How to layer up for winter running
The weather outside is frightful, but a good base layer is so delightful
Layering your clothing apparel while out and about in cold temperatures will ensure stable core body temperature and comfortability while you train. In its simplest sense, it involves three elements; an inner sweat-wicking layer (base), an insulating layer (middle), and a weatherproof layer (outer). As your body heats up from the rigours of physical exertion, you can gradually strip layers accordingly.
“Layering begins with the base layer, which can be synthetics such as polypropylene or polyester, silk, wool or other fabrics,” explained a spokesperson from clothing company L.L.Bean.

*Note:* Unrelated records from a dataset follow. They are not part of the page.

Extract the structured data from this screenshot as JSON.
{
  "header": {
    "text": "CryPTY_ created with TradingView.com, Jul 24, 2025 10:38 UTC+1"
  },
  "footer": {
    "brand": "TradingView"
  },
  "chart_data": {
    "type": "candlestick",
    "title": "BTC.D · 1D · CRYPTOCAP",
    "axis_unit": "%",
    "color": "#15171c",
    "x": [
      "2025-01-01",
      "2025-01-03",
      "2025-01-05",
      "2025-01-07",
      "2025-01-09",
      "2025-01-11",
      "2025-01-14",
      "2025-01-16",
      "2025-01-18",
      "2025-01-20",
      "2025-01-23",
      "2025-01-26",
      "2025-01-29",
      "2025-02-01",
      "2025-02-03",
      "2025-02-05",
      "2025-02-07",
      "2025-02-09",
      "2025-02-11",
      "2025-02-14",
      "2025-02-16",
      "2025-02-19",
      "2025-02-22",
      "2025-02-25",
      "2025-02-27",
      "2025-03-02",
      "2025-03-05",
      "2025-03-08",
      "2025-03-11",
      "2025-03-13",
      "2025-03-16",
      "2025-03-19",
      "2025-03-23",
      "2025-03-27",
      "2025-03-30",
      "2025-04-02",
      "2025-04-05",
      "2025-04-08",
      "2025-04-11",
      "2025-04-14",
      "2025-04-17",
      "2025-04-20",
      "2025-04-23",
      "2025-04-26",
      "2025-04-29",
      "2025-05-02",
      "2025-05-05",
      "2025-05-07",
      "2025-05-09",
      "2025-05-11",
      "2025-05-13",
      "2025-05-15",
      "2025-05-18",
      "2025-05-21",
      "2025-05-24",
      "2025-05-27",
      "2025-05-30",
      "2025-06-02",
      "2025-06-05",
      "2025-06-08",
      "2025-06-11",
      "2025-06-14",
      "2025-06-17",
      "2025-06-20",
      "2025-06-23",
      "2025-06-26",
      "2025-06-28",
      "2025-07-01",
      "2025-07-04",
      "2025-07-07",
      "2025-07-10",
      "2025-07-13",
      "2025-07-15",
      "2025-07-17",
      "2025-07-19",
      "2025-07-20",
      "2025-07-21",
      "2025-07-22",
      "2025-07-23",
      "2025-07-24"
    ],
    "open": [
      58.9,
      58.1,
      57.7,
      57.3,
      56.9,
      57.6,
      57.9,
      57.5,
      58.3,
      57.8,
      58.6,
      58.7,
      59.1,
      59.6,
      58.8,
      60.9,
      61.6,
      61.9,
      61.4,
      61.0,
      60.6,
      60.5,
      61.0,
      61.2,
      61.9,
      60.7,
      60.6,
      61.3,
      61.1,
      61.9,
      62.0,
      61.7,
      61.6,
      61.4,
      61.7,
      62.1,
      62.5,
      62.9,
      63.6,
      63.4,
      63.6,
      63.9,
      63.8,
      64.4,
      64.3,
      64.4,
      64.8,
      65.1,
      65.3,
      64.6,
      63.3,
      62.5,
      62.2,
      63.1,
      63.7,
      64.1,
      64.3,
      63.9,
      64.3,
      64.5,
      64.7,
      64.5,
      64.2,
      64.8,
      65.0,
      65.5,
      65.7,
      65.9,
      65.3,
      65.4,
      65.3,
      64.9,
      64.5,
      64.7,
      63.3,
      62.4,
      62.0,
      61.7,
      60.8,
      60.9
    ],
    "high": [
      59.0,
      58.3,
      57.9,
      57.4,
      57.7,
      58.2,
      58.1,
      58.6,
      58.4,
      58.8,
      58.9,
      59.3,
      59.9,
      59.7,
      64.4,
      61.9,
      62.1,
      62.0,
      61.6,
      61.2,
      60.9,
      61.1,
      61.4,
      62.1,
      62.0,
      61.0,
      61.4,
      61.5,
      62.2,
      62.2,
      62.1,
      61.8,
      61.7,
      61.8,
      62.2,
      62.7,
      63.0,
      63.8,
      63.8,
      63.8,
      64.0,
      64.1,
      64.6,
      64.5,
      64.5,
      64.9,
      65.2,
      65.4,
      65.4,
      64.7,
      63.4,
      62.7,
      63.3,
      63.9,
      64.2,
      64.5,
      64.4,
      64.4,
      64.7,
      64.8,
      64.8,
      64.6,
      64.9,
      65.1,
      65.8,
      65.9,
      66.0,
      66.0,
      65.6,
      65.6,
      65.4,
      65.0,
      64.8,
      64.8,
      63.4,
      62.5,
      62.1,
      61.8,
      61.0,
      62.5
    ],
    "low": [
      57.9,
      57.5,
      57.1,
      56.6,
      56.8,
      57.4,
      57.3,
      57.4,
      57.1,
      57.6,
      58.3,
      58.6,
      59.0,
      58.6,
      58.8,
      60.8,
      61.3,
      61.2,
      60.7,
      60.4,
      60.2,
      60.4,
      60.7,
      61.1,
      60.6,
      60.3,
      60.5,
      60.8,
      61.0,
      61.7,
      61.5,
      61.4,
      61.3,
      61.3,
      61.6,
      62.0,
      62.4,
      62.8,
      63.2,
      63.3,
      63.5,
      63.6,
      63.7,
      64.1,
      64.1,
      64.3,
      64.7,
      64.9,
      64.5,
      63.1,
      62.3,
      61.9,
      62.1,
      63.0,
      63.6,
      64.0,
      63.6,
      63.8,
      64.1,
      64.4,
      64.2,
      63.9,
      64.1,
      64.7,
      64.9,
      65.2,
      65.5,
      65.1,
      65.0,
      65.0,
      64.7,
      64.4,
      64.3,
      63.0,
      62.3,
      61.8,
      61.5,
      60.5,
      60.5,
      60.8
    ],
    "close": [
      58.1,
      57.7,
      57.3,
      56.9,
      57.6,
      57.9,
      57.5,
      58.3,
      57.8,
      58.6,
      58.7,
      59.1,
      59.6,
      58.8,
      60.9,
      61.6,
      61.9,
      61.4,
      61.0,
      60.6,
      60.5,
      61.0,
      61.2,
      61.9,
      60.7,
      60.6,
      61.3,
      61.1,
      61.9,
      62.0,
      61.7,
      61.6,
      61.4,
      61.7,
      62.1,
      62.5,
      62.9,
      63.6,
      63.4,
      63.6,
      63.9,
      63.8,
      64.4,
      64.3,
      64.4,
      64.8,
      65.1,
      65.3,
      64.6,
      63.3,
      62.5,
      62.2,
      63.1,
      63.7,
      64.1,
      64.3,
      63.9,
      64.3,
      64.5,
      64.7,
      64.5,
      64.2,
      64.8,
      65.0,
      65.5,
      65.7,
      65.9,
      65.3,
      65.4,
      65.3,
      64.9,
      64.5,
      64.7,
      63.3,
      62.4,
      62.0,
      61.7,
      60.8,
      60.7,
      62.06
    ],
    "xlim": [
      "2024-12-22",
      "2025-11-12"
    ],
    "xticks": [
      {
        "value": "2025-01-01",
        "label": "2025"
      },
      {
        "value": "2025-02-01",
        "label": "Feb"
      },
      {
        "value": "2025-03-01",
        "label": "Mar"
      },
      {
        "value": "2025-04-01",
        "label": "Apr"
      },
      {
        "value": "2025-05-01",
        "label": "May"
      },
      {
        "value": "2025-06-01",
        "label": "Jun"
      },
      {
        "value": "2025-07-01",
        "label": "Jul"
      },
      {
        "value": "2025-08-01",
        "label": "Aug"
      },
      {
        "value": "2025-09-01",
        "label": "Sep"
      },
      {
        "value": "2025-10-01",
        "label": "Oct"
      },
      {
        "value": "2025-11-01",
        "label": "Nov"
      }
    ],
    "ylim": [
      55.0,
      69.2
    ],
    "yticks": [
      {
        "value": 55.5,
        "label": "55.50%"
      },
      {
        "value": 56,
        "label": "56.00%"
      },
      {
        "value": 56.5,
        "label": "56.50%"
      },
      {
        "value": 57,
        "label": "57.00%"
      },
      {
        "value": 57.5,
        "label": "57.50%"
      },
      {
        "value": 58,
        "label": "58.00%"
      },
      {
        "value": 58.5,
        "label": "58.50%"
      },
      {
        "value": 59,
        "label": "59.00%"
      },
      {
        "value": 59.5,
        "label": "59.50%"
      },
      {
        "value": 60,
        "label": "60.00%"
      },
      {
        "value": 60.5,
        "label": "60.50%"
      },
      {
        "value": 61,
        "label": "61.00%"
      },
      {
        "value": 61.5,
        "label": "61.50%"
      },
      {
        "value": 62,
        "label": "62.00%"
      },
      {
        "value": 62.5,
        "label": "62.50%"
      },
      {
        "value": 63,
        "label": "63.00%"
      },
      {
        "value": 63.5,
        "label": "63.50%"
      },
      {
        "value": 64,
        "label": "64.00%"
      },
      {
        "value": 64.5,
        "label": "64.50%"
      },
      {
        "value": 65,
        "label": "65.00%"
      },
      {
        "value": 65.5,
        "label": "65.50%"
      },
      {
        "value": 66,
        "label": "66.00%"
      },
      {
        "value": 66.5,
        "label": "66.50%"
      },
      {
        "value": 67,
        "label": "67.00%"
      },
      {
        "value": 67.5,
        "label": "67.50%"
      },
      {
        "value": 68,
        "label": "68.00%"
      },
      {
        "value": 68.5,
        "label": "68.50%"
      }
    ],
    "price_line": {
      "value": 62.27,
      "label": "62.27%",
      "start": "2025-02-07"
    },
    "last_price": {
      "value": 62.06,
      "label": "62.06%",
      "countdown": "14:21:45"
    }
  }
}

For the base layer, choose a wicking fabric to absorb sweat. This will assist in keeping your skin dry to avoid ailments such as hypothermia. The idea of wicking fabrics is to pull moisture away from the skin to the surface of the fabric where it can evaporate. Consider wool, which is odour resistant and provides superior warmth, and steer well clear of cotton as a base layer.
For the mid layer, consider a slightly denser version of the above or opt for a fabric such as a light fleece. Be sure to cover the legs with tights. These will work to trap air and insulate the body.
On top, if the weather is decidedly brutal and/or you are out for an extended period of time, you may need a weather-proof protective shell to repel the natural elements. These should be lightweight, windproof, water-resistant, and breathable at the same time. Gore-Tex is a very popular and discerning choice.
Here are a few other pieces of advice to remember.
- Layer but do not overdress – You should feel slightly cool before you set out. Your temporary chill will quickly pass as your body temperature increases once you start moving, so avoid the temptation to bundle excessively.
- Protect your extremities – Be sure to wear good quality socks that are warm and moisture-wicking, appropriate footwear (possibly with complementary shoe covers), warm and flexible gloves, and a headband or hat to prevent excessive heat loss through the head and to protect your ears. You may even need a light, stretchy material to cover the face and UV sunglasses to protect from glare and watery eyes.
- Clothing thickness does not equate to warmth - a key to winter workouts is not to bulk up too much. This may well cause over-heating. You want to retain flexibility too, so opt for high-quality but lightweight apparel.
Don’t tempt fate in winter. If you’re dressed appropriately, the cold months can provide some of the most exhilarating and unforgettable training sessions of all.